Tuesday's increased fighting came a day after Israelis and people around the world marked the first anniversary of Hamas's October 7 attack on Israel.
For families of the bereaved and relatives of 251 people taken hostage into Gaza, the pain was especially acute.
Of the total number, 97 hostages are still being held, including 34 the Israeli military says are dead.
Hamas's October 7 attack resulted in the deaths of 1,206 people, mostly civilians, according to an AFP tally based on Israeli official figures, which include hostages killed in captivity.
Israel's retaliatory military offensive has killed 41,965 people in Gaza, most of them civilians, according to figures from the Hamas-run territory's health ministry that the United Nations has described as reliable.
The conflict has since spread across the wider region, with Israel battling Iran-backed groups in Lebanon, Yemen and Syria.
The Syrian government said seven civilians were killed in an Israeli air strike in Damascus Tuesday, that a war monitor said targeted a building used by Iran's Revolutionary Guards and Hezbollah.
Electrician Adel Habib, 61, who lives in the building, said he was on his way home when the strike hit.

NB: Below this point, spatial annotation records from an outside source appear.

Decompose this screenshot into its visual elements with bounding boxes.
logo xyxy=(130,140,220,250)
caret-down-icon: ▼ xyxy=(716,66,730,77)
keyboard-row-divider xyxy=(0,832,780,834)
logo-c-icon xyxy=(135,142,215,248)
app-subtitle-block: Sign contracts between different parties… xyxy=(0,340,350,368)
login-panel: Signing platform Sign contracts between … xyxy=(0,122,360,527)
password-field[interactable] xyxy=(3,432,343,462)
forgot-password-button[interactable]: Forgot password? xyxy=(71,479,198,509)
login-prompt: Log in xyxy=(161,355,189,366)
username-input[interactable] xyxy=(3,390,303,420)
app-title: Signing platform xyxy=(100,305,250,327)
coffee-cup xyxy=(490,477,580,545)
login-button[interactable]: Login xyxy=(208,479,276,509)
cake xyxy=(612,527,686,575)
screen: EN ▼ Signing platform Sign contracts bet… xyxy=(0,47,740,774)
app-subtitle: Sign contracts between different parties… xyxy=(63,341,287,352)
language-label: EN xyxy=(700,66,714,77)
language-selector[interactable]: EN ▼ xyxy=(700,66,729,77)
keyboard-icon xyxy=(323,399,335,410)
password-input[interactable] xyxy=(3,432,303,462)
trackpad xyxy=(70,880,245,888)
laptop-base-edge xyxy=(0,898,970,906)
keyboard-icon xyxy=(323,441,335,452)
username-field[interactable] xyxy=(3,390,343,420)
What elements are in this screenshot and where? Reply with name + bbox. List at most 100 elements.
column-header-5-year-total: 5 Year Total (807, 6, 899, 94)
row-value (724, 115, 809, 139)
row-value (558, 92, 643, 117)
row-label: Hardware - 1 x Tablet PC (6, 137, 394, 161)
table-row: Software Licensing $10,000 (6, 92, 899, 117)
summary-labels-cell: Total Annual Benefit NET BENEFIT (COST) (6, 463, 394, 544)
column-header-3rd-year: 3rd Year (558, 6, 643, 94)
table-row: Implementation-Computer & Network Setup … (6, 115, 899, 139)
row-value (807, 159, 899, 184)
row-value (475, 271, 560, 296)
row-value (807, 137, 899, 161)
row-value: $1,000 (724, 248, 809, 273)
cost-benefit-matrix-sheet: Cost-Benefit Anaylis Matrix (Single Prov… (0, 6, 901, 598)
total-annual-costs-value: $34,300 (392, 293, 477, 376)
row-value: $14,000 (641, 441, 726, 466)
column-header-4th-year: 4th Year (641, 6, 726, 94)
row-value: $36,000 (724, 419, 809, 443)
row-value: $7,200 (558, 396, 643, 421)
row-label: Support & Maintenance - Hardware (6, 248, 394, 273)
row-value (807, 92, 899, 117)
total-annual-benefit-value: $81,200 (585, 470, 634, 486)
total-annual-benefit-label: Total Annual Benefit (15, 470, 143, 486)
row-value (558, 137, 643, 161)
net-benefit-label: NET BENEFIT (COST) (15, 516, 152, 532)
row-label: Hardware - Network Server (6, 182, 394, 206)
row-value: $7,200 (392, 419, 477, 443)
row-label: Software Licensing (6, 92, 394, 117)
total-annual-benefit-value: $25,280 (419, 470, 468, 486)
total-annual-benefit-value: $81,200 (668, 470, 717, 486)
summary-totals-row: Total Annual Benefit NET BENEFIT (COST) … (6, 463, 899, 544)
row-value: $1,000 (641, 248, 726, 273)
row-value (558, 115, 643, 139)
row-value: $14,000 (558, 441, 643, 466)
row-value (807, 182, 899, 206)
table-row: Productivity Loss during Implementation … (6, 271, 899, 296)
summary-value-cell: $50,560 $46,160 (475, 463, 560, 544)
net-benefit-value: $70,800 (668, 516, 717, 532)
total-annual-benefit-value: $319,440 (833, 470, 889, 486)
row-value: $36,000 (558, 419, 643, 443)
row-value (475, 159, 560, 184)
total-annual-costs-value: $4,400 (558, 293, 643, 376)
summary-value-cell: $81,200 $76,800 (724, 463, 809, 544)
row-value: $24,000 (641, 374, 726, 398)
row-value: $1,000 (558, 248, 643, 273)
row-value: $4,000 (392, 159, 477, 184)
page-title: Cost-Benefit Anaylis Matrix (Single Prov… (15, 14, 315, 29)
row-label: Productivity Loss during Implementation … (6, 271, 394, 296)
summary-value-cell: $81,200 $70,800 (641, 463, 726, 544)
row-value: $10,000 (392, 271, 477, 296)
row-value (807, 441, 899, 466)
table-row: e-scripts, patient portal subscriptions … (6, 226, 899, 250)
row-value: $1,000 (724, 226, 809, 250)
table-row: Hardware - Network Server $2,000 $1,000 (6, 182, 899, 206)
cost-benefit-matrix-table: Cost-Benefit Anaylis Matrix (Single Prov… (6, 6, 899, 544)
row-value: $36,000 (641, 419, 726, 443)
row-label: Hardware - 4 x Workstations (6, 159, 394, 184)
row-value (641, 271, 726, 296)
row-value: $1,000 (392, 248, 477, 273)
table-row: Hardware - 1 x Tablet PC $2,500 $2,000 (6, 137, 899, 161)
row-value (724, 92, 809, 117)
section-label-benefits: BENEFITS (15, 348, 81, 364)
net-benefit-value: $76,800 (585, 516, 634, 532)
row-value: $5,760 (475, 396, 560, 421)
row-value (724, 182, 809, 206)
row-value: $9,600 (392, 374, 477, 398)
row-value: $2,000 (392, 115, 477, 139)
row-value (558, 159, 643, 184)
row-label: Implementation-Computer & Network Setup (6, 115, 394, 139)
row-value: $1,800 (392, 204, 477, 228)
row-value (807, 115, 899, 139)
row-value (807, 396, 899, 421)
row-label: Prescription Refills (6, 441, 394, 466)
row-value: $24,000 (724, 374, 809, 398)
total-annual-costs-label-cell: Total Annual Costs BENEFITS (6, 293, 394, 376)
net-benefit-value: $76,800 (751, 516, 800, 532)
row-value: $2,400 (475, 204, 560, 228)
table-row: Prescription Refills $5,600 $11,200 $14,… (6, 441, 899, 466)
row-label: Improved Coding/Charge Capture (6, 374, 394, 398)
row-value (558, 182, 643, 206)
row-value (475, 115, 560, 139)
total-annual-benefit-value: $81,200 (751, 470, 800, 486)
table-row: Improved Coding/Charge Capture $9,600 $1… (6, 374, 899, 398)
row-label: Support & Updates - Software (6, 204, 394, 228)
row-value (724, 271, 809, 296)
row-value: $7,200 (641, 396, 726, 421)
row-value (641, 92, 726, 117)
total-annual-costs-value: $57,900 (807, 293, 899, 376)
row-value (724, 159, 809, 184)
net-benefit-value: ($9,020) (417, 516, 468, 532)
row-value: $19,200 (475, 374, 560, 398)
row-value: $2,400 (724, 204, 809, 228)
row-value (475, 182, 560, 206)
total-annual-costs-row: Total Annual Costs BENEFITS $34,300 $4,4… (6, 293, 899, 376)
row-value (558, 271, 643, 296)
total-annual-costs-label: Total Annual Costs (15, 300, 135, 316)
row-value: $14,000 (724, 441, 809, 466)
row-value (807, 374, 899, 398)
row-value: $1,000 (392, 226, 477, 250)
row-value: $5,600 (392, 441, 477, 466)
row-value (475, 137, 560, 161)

"These were the longest five minutes of my life until I heard the voices of my wife, children and grandchildren."
A year after Israel's military offensive began in Gaza, swathes of the territory have been reduced to rubble, and nearly all its 2.4 million residents have been displaced at least once.
Philippe Lazzarini, head of the UN agency for Palestinian refugees, UNRWA, posted on X Wednesday that there was "no end to hell" in northern Gaza.
He criticised Israeli evacuation orders ahead of pending military operations, saying: "Many are refusing because they know too well that no place anywhere in Gaza is safe."
On Tuesday, the territory's civil defence agency said an Israeli strike on a refugee camp in central Gaza killed at least 17 people.